Нанехак на этот раз постаралась. Первым делом она сварила суп из нерпичьей грудинки, поджарила на сковородке печенку, быстро замесила тесто и испекла на кипящем нерпичьем жиру лепешки.

Катер завели в бухту и закрепили на якоре недалеко от берега.

Мужчины собрались вокруг деревянного блюда. Они ели молча, сосредоточенно, а Нанехак старалась подкладывать Ушакову самые лакомые куски. Погруженный в свои мысли, русский умилык не замечал этого, но Нанехак все равно чувствовала себя счастливой.

За чаем разговор зашел о неудавшейся попытке обогнуть остров. Ушаков сказал:

– Я склоняюсь к мысли пройти вокруг острова на вельботах. Где надо – на веслах, где под парусом, а потребуется, то и вот таким, как сегодня, собачьим волоком.

– А лучше всего – самолетом! – выпалил вдруг Апар.

– Да, самолетом было бы прекрасно, – задумчиво произнес Ушаков и добавил: – Был бы самолет, можно было бы слетать и на материк.

Через несколько дней после отъезда неожиданных гостей Нанехак занималась своими делами в яранге, как вдруг услышала голос мужа:

– Нана, иди скорей сюда! Погляди, кажется, самолет летит!

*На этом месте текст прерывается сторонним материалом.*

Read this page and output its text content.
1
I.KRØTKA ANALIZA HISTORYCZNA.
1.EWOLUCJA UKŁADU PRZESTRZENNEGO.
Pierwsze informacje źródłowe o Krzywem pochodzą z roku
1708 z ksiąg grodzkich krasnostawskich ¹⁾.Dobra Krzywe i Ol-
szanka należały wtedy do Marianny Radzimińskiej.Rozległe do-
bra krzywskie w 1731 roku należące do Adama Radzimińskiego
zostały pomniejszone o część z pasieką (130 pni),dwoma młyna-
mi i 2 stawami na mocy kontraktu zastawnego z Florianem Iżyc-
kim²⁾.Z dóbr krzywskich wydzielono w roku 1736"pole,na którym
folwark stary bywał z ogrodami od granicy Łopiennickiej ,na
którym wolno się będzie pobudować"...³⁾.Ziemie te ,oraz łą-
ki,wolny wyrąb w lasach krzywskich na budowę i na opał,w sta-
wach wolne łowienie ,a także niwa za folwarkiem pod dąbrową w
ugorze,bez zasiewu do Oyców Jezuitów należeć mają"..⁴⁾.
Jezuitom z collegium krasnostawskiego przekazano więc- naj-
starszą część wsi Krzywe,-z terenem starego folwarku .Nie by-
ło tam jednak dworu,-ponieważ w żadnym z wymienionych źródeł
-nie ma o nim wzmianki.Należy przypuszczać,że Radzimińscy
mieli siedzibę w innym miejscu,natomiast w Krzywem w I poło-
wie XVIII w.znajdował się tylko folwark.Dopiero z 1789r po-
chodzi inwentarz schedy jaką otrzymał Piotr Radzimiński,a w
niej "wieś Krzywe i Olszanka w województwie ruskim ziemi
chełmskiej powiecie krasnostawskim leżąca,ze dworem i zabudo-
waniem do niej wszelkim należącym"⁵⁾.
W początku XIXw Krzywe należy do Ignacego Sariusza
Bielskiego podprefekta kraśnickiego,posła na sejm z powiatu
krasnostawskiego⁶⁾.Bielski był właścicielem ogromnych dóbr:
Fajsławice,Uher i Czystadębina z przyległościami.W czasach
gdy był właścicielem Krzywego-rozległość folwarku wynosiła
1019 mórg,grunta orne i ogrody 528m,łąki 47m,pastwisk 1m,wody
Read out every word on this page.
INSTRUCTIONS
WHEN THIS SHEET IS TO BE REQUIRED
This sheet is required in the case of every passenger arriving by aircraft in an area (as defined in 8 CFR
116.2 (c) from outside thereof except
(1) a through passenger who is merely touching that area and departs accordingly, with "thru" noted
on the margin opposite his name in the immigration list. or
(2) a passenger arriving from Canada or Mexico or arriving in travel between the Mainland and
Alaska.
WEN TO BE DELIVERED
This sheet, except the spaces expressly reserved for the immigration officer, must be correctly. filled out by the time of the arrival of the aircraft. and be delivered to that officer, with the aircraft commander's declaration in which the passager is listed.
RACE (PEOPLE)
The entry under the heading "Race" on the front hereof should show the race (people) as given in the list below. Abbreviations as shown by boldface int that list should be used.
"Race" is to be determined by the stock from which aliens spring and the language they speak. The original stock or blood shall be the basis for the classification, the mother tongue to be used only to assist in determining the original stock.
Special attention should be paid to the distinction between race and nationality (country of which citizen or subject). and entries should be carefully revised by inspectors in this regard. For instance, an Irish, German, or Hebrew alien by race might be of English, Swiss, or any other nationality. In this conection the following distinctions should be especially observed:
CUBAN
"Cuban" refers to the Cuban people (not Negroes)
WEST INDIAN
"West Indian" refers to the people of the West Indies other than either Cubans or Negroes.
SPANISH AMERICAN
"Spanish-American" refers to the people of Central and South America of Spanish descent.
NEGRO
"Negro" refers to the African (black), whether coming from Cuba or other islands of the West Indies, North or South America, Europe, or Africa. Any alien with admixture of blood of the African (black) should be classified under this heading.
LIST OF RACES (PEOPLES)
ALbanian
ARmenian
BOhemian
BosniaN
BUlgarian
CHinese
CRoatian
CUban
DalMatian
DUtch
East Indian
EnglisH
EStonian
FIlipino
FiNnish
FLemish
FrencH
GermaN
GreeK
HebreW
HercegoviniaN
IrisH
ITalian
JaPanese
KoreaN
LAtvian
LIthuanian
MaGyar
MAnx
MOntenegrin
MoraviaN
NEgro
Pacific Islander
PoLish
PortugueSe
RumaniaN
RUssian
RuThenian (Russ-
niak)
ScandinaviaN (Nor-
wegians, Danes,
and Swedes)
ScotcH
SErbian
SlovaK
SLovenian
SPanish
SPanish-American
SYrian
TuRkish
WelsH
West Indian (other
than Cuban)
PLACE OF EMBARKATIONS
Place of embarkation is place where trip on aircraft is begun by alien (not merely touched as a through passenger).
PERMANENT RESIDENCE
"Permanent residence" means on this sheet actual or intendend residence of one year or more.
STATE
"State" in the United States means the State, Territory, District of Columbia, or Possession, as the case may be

С южной стороны на горизонте отчетливо виднелась летящая точка. Она на глазах превращалась в знакомый силуэт самолета.

Нанехак вдруг вспомнила слова Ушакова о его желанна улететь на материк.

– Скорее! – закричала она мужу. – Собирайся!

– Куда собираться, что ты затеяла?

– Скорее едем в поселение! Снаряжай байдару!